As per the views of this education expert, the Indian education system perpetuates oppression. It is a direct replica of the educational model imposed by British imperialism, which primarily churned out bureaucratic “Babus.” The expert emphasises that education holds the key to emancipate the oppressed. Therefore, the educational system should aim to liberate those subjected to oppression by equipping both the oppressors and the oppressed with tools for reform. This way, oppressors can comprehend that oppression stems from human flaws. Additionally, it is crucial to recognise that both oppression and victimhood are detrimental to humanity and pose significant hindrances to establishing a harmonious and peaceful society.

The primary objective of education is to awaken human consciousness to the greater purpose of life, leading individuals to reach their highest potential by humbly surrendering to the Creator of the universe. In Islam, education serves to elevate humanity beyond mere physical existence, transforming them into spiritually aware beings with elevated consciousness. This mystical state enables individuals to attain both worldly success and salvation in the afterlife through the pursuit of knowledge and heightened awareness.

Put simply, our education has two main objectives: one is short-term, and the other is long-term.

The short-term goal focuses on enhancing our worldly life by acquiring and applying knowledge and information.

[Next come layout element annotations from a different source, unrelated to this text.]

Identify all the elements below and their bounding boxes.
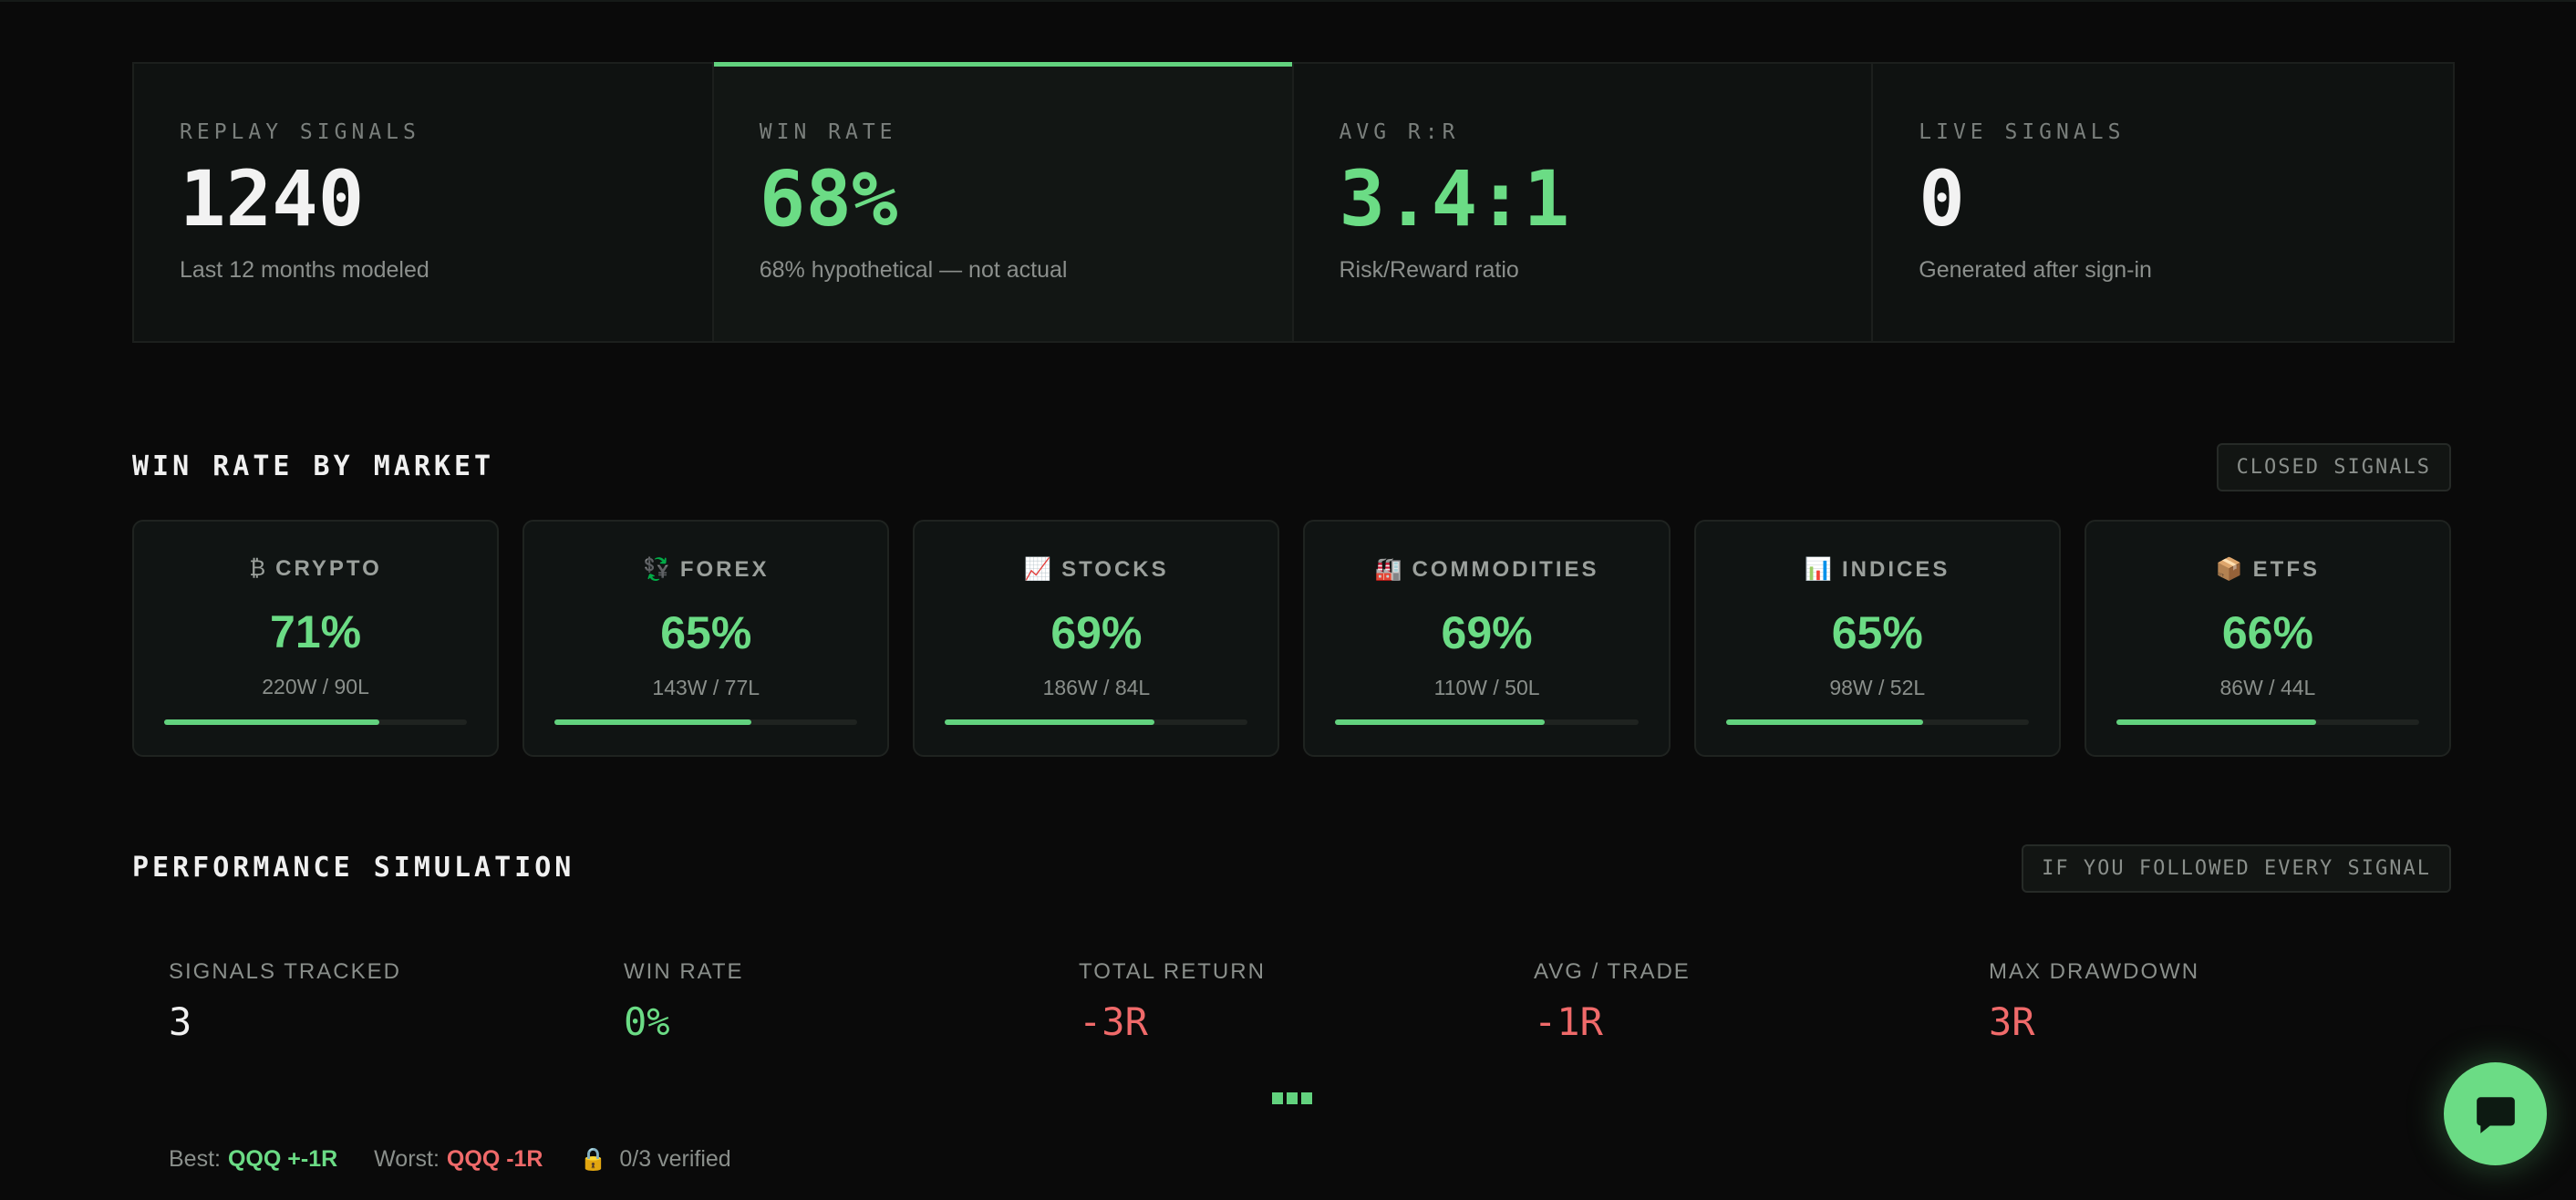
loading-dot <box>1301 1092 1312 1104</box>
followed-every-signal-badge: IF YOU FOLLOWED EVERY SIGNAL <box>2022 844 2451 893</box>
market-win-rate: 71% <box>270 606 362 657</box>
metric-max-drawdown: MAX DRAWDOWN 3R <box>1989 959 2444 1044</box>
market-card-forex[interactable]: 💱 FOREX 65% 143W / 77L <box>522 520 890 757</box>
best-trade-value: QQQ +-1R <box>227 1146 338 1172</box>
market-card-crypto[interactable]: ₿ CRYPTO 71% 220W / 90L <box>132 520 500 757</box>
performance-metrics: SIGNALS TRACKED 3 WIN RATE 0% TOTAL RETU… <box>169 959 2439 1044</box>
market-record: 186W / 84L <box>1042 676 1151 699</box>
chat-button[interactable] <box>2444 1062 2547 1165</box>
market-progress-fill <box>2116 719 2317 725</box>
market-win-rate: 69% <box>1441 607 1533 658</box>
metric-value: 3 <box>169 999 192 1044</box>
stat-subtext: Risk/Reward ratio <box>1339 257 1519 283</box>
metric-label: SIGNALS TRACKED <box>169 959 401 984</box>
chart-up-icon: 📈 <box>1024 557 1055 582</box>
market-name: COMMODITIES <box>1412 557 1599 582</box>
chat-bubble-icon <box>2476 1096 2515 1133</box>
package-icon: 📦 <box>2215 557 2246 582</box>
stat-avg-rr: AVG R:R 3.4:1 Risk/Reward ratio <box>1294 64 1874 341</box>
market-record: 110W / 50L <box>1433 676 1540 699</box>
stat-label: WIN RATE <box>759 120 897 144</box>
market-card-stocks[interactable]: 📈 STOCKS 69% 186W / 84L <box>913 520 1280 757</box>
market-progress-bar <box>554 719 858 725</box>
market-card-commodities[interactable]: 🏭 COMMODITIES 69% 110W / 50L <box>1303 520 1671 757</box>
top-divider <box>0 0 2576 2</box>
market-progress-fill <box>164 719 379 725</box>
metric-value: -1R <box>1534 999 1603 1044</box>
stat-label: REPLAY SIGNALS <box>180 120 420 144</box>
market-name: ETFS <box>2252 557 2321 582</box>
stat-label: AVG R:R <box>1339 120 1460 144</box>
market-record: 220W / 90L <box>262 675 369 698</box>
stat-value: 0 <box>1919 154 1965 243</box>
bitcoin-icon: ₿ <box>249 556 269 581</box>
worst-trade-value: QQQ -1R <box>446 1146 543 1172</box>
metric-label: MAX DRAWDOWN <box>1989 959 2200 984</box>
metric-avg-trade: AVG / TRADE -1R <box>1534 959 1989 1044</box>
market-win-rate: 66% <box>2221 607 2313 658</box>
market-progress-bar <box>1725 719 2029 725</box>
currency-exchange-icon: 💱 <box>642 557 673 582</box>
loading-indicator <box>1272 1092 1312 1104</box>
metric-value: -3R <box>1079 999 1148 1044</box>
win-rate-section-title: WIN RATE BY MARKET <box>132 450 495 482</box>
stat-win-rate: WIN RATE 68% 68% hypothetical — not actu… <box>713 62 1294 341</box>
stats-strip: REPLAY SIGNALS 1240 Last 12 months model… <box>132 62 2455 343</box>
metric-value: 0% <box>624 999 670 1044</box>
market-progress-fill <box>945 719 1154 725</box>
market-name: INDICES <box>1842 557 1950 582</box>
loading-dot <box>1287 1092 1298 1104</box>
market-win-rate: 69% <box>1050 607 1143 658</box>
best-label: Best: <box>169 1146 221 1172</box>
worst-label: Worst: <box>374 1146 440 1172</box>
metric-label: WIN RATE <box>624 959 744 984</box>
lock-icon: 🔒 <box>579 1147 607 1172</box>
stat-subtext: Last 12 months modeled <box>180 257 429 283</box>
metric-value: 3R <box>1989 999 2035 1044</box>
market-progress-bar <box>2116 719 2419 725</box>
market-card-etfs[interactable]: 📦 ETFS 66% 86W / 44L <box>2084 520 2451 757</box>
market-progress-bar <box>1335 719 1639 725</box>
market-name: FOREX <box>679 557 770 582</box>
market-progress-bar <box>164 719 468 725</box>
metric-label: TOTAL RETURN <box>1079 959 1266 984</box>
stat-subtext: Generated after sign-in <box>1919 257 2152 283</box>
stat-label: LIVE SIGNALS <box>1919 120 2126 144</box>
metric-win-rate: WIN RATE 0% <box>624 959 1079 1044</box>
market-win-rate: 65% <box>660 607 752 658</box>
stat-value: 3.4:1 <box>1339 154 1570 243</box>
stat-value: 1240 <box>180 154 365 243</box>
stat-subtext: 68% hypothetical — not actual <box>759 257 1068 283</box>
market-progress-fill <box>1335 719 1545 725</box>
market-progress-bar <box>945 719 1248 725</box>
market-cards: ₿ CRYPTO 71% 220W / 90L 💱 FOREX 65% 143W /… <box>132 520 2451 757</box>
metric-total-return: TOTAL RETURN -3R <box>1079 959 1534 1044</box>
market-record: 143W / 77L <box>652 676 760 699</box>
market-card-indices[interactable]: 📊 INDICES 65% 98W / 52L <box>1693 520 2061 757</box>
verified-count: 0/3 verified <box>619 1146 731 1172</box>
closed-signals-badge: CLOSED SIGNALS <box>2216 443 2451 491</box>
market-win-rate: 65% <box>1831 607 1923 658</box>
loading-dot <box>1272 1092 1283 1104</box>
market-progress-fill <box>554 719 752 725</box>
market-progress-fill <box>1725 719 1923 725</box>
factory-icon: 🏭 <box>1374 557 1405 582</box>
market-record: 86W / 44L <box>2219 676 2316 699</box>
bar-chart-icon: 📊 <box>1805 557 1835 582</box>
stat-value: 68% <box>759 154 898 243</box>
trade-summary-line: Best: QQQ +-1R Worst: QQQ -1R 🔒 0/3 veri… <box>169 1146 731 1173</box>
stat-replay-signals: REPLAY SIGNALS 1240 Last 12 months model… <box>134 64 714 341</box>
metric-signals-tracked: SIGNALS TRACKED 3 <box>169 959 624 1044</box>
stat-live-signals: LIVE SIGNALS 0 Generated after sign-in <box>1873 64 2453 341</box>
metric-label: AVG / TRADE <box>1534 959 1691 984</box>
market-name: STOCKS <box>1061 557 1169 582</box>
performance-section-title: PERFORMANCE SIMULATION <box>132 852 575 884</box>
market-record: 98W / 52L <box>1829 676 1926 699</box>
market-name: CRYPTO <box>275 556 382 581</box>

On the other hand, the long-term goal revolves around learning principles of self-purification that lead to a better life extending beyond this temporal world into the hereafter.

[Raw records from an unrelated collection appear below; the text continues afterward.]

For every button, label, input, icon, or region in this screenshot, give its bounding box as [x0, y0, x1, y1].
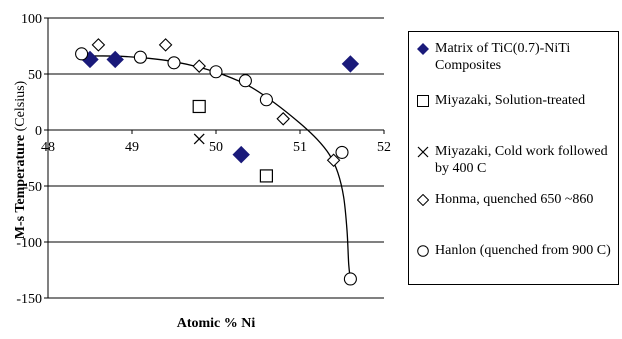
point-miyazaki-solution: [259, 169, 273, 183]
y-tick-label: -50: [23, 180, 42, 195]
y-tick-label: 100: [21, 12, 42, 27]
point-miyazaki-cold: [193, 133, 205, 145]
x-tick-label: 49: [125, 140, 139, 155]
point-hanlon: [209, 65, 223, 79]
x-tick-label: 48: [41, 140, 55, 155]
point-miyazaki-solution: [192, 99, 206, 114]
y-tick-labels: 100 50 0 -50 -100 -150: [16, 12, 48, 307]
point-honma: [326, 153, 341, 168]
y-tick-label: -100: [16, 236, 42, 251]
circle-icon: [417, 245, 429, 257]
y-tick-label: 0: [35, 124, 42, 139]
point-honma: [158, 38, 173, 52]
legend-label: Hanlon (quenched from 900 C): [435, 243, 611, 258]
point-honma: [276, 112, 290, 126]
point-hanlon: [343, 272, 357, 286]
legend-label: Honma, quenched 650 ~860: [435, 192, 594, 207]
x-icon: [417, 146, 429, 158]
data-points: [75, 38, 360, 286]
legend-label: Miyazaki, Cold work followed by 400 C: [435, 144, 608, 176]
square-icon: [417, 95, 429, 107]
point-honma: [91, 38, 106, 52]
point-hanlon: [335, 145, 349, 159]
y-tick-label: -150: [16, 292, 42, 307]
y-tick-label: 50: [28, 68, 42, 83]
point-hanlon: [238, 74, 252, 88]
legend: Matrix of TiC(0.7)-NiTi Composites Miyaz…: [408, 31, 619, 285]
point-matrix: [341, 55, 360, 73]
point-matrix: [106, 50, 124, 69]
legend-label: Matrix of TiC(0.7)-NiTi Composites: [435, 41, 571, 73]
trend-line: [81, 55, 352, 280]
point-hanlon: [75, 47, 89, 61]
legend-label: Miyazaki, Solution-treated: [435, 93, 586, 108]
x-tick-label: 52: [377, 140, 391, 155]
point-hanlon: [167, 56, 181, 70]
point-hanlon: [259, 93, 273, 107]
diamond-icon: [417, 194, 429, 206]
x-tick-label: 50: [209, 140, 223, 155]
point-matrix: [232, 145, 250, 164]
point-hanlon: [133, 50, 147, 64]
filled-diamond-icon: [417, 43, 429, 55]
x-tick-labels: 48 49 50 51 52: [41, 130, 391, 155]
x-tick-label: 51: [293, 140, 307, 155]
x-axis-label: Atomic % Ni: [177, 316, 256, 331]
point-honma: [192, 59, 206, 73]
y-axis-label: M-s Temperature (Celsius): [13, 80, 28, 239]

However, there is a concern that education is becoming solely focused on turning students into economic beings (homo economicus), reducing the higher purpose of education. We need to revive the universal and loftier objective of education within society. Instead of relying on rote-learning and its application, education should emanate from the core of consciousness and be guided by the heart, which unfortunately is not commonly practised.

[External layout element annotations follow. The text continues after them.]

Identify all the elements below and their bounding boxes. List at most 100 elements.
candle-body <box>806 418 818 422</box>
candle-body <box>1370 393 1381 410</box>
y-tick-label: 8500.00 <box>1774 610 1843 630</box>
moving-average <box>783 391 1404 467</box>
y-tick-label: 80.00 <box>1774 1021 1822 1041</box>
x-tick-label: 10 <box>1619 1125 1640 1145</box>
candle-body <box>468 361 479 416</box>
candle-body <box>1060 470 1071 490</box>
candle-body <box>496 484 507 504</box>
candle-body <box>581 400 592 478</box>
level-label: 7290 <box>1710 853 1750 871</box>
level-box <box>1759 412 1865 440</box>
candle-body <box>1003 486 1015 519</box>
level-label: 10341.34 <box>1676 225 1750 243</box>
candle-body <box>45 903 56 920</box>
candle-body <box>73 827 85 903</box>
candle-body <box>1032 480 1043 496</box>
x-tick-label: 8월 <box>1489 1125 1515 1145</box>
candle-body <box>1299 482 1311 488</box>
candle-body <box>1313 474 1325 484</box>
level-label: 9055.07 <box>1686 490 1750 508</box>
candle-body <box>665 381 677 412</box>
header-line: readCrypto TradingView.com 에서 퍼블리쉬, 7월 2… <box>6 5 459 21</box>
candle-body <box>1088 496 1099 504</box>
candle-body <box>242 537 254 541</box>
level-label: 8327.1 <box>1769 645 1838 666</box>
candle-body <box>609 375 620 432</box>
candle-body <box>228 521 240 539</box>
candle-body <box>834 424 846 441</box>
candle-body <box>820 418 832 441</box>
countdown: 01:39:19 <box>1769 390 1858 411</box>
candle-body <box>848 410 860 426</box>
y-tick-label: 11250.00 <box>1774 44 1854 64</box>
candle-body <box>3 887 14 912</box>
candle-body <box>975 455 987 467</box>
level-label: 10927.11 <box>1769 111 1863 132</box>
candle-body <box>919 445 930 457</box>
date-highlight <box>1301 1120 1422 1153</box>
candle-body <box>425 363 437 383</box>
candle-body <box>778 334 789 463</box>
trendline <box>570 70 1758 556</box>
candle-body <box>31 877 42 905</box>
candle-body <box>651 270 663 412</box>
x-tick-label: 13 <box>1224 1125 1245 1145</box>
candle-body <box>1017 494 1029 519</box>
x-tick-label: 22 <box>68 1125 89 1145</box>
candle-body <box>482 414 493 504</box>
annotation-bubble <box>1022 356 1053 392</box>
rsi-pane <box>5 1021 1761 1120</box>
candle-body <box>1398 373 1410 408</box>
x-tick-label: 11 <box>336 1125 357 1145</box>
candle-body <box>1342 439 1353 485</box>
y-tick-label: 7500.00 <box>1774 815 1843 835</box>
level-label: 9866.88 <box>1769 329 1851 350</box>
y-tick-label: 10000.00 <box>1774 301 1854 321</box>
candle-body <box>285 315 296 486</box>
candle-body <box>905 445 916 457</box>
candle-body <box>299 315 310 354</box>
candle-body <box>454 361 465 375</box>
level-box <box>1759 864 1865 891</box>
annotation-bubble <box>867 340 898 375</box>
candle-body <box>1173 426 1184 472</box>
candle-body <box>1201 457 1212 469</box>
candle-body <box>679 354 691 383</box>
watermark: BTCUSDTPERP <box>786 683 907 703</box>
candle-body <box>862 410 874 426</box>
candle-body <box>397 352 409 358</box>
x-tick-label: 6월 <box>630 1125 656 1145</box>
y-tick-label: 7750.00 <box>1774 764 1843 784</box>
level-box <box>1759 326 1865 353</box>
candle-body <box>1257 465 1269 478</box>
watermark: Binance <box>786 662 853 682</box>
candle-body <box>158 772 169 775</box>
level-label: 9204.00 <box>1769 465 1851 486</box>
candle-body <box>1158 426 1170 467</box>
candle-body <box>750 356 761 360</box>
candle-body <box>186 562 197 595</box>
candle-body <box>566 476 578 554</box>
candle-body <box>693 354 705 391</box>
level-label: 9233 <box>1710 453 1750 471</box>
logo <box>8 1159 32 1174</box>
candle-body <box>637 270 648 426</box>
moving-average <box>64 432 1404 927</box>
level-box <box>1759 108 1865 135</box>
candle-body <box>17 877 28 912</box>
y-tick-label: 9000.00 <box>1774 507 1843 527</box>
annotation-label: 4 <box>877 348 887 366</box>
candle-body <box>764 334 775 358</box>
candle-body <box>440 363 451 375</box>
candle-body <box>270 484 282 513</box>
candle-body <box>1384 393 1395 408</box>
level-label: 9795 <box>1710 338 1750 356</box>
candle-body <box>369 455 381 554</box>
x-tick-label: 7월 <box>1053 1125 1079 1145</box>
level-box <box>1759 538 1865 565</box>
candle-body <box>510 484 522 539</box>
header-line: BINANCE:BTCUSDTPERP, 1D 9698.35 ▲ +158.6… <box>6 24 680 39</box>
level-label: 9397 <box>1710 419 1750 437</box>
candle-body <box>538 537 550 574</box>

Another critical issue in the Muslim community’s education system is the division of education into two separate categories: “dunyavi” (worldly/contemporary) education and “deeni” (religious) education. However, the definitions and explanations of these two parts are limited within the Muslim community. Worldly education is often referred to as secular or modern education and it is primarily seen as a means to secure livelihood and employment, rather than being associated with virtue. In contrast, modern education, influenced by Western paradigms, neglects essential aspects of understanding the universe and oneself, that is the true essence of education.

The notion that our knowledge originates from the Creator of the Universe is entirely disregarded and invalidated. The modern understanding of knowledge presented in the secular world is limited solely to sensory data. Empiricism, a fundamental aspect of Western philosophy, holds the belief that genuine knowledge and justification are derived exclusively or primarily from sensory experiences. Contemporary knowledge is entirely disconnected from the supernatural and metaphysical realms.

Remarkably, a considerable portion of the Muslim community has also embraced this non-spiritual perspective on science. Consequently, the significant task of achieving profound spirituality and God-consciousness through the knowledge available in this world remains unaddressed, and the educated members of the Muslim community are largely unaware of its importance. Even in the present day, experts studying philosophy and transcendental realities emphasise that knowledge remains incomplete without a comprehension of transcendental aspects. Interestingly, the secular world now acknowledges this viewpoint and labels it as a holistic approach to education.